No comments

ABSTRACT

Latency remains one of the most significant factors (1) in the audience’s perception of quality in live-originated TV captions for the Deaf and Hard of Hearing.

Once all prepared script material has been shared between the programme production team and the captioners, pre-recorded video content remains a significant challenge – particularly ‘packages’ for transmission as part of a news broadcast. These video clips are usually published just prior to or even during their intended programme – providing little opportunity for thorough preparation.

This paper presents an automated solution based on cutting-edge developments in Automatic Speech Recognition research, the benefits of context-tuned models, and the practical application of Machine Learning across large corpora of data – namely many hours of accurately captioned broadcast news programmes.

The challenges in facilitating the collaboration between academic partners, broadcasters and technology suppliers are explored, as are the technical approaches used to create the recognition and punctuation models, the necessary testing and refinement required to transform raw automated transcription into broadcast captions and methodologies for introducing the technology into a live production environment.

INTRODUCTION

Over the last 30 years the volumes of ‘SDH’ captioning (Subtitles for the Deaf and Hard of Hearing), both live and pre-recorded, have increased considerably across the globe. As coverage approaches 100% in certain markets, the attention of the regulatory bodies has shifted from volume to quality (2). A closed caption is fundamentally a short section of timed text, and three simple measures of quality can be viewed as:-

its fidelity to the original spoken word
the textual accuracy of the transcript
and the timeliness with which it’s presented

For a pre-recorded programme it is possible to ensure that fully accurate, perfectly timed verbatim captions can be presented; with the majority of productions there is sufficient time between the completion of editing and publication for the captioner to create and review the caption file to the required standard.

Live programming presents a considerable challenge; the caption data will need to be streamed in real-time from the captioner to the point of insertion, and synchronisationmethods such as timecode cannot be relied upon.

Whilst a sizeable proportion of a live programme may be spontaneous or ad-libbed, possibly 100% for sporting events, much live programming relies on a running order, sections of pre-scripted material, and prepared and pre-edited video ‘packages’.

Much effort has been made by live programme makers to ensure that teams producing captions have access to running orders and scripts in advance of broadcast – most of the major broadcasters in the UK, France and Australia provide access to such data for their captioners.

This data can be used directly (with suitable correction to phonetic spelling and grammar) or to prepare the captioning platform for any names and places likely to be mentioned on air, but it is less common for access to be made available to video content pre-broadcast. Where this access is granted, the dynamic nature of live production, especially in news, can mean that there is little time between completion of the clip and its inclusion within the broadcast.

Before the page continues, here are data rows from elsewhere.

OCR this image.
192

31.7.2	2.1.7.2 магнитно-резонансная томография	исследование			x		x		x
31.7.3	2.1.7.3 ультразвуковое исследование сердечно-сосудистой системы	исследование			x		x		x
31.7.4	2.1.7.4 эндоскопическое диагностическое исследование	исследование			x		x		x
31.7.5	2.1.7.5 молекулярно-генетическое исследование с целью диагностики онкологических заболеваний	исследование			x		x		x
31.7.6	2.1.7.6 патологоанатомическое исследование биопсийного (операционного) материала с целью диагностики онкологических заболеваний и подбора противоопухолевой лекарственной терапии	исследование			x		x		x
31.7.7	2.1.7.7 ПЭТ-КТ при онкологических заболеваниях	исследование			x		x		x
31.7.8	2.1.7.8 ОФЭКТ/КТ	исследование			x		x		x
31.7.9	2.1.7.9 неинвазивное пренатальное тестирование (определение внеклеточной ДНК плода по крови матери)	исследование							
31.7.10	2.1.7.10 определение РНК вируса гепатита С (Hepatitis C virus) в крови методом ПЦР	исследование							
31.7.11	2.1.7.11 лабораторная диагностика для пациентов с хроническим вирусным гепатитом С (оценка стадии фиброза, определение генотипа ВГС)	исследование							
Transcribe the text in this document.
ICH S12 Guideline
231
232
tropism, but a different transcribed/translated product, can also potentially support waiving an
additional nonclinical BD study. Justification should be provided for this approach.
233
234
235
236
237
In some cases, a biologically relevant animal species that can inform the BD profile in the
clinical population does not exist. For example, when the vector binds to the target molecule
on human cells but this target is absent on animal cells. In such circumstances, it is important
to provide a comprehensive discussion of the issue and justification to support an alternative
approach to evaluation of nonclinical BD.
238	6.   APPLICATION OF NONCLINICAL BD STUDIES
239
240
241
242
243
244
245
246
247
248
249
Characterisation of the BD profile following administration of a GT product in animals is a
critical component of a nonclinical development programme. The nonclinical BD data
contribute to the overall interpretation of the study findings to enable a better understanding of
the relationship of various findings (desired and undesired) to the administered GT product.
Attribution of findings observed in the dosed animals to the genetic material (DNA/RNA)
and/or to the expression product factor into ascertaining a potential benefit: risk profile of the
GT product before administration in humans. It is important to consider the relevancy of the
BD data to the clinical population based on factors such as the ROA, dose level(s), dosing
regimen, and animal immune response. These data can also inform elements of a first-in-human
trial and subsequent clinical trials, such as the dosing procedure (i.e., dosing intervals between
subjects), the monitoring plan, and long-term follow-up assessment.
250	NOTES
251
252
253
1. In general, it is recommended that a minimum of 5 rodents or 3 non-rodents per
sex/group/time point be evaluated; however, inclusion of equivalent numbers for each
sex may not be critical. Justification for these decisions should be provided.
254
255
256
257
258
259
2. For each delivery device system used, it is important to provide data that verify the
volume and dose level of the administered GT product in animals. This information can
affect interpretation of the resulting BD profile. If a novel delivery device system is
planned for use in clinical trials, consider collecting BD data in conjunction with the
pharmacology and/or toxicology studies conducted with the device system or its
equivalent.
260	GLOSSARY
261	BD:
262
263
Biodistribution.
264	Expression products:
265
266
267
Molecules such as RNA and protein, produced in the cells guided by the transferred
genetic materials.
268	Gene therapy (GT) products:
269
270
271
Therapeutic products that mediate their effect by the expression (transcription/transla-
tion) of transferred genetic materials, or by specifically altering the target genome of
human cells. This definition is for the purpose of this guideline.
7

Therefore there is a considerable challenge to transcribe and prepare captions for this prepared content within the time available. Techniques based on live origination can be used to accelerate the production process (such as respeaking – a speaker-dependent ASR technique used to transcribe the spoken word into captions via dictation), but these take production effort (which may be focussed elsewhere) and time.

Ideally it should be possible to utilise an Automatic Speech Recognition (ASR) engine to generate the transcripts, but these typically produce transcripts that require more editing time to reach broadcast quality than manual origination would have taken.

Previous experimentation as part of the EU- Bridge Speech Technology consortium indicated that ASR engines trained on very specific domains, such as Broadcast Weather, could achieve very high levels of accuracy – typically over 90% (3). It was recognised that the broader News domain would impact the overall accuracy of such an engine, but it would prove usable if a target accuracy of at least 95% was achieved, or 90% accuracy with fewer than 10% of errors being omissions, for the clips processed, with system confidence scores being used to pre-filter the poor quality transcripts.

Scores lower than these would require sufficient manual review and editing that it would render any time-saving by using ASR worthless; for this project scores were calculated using the approaches described in the section below.

This paper will illustrate how such an automated ASR engine was devised and created with research partners, showing the benefits of context-tuned models and the practical application of Machine Learning across large corpora of data – namely many hours of accurately captioned broadcast news programmes. The challenges of introducing such a system into the live production environment will be discussed, as well as the testing required to ensure that each iteration of the engine reaches the target accuracy levels. The paper concludes with a summarisation of the success so far and some considerations for future applications.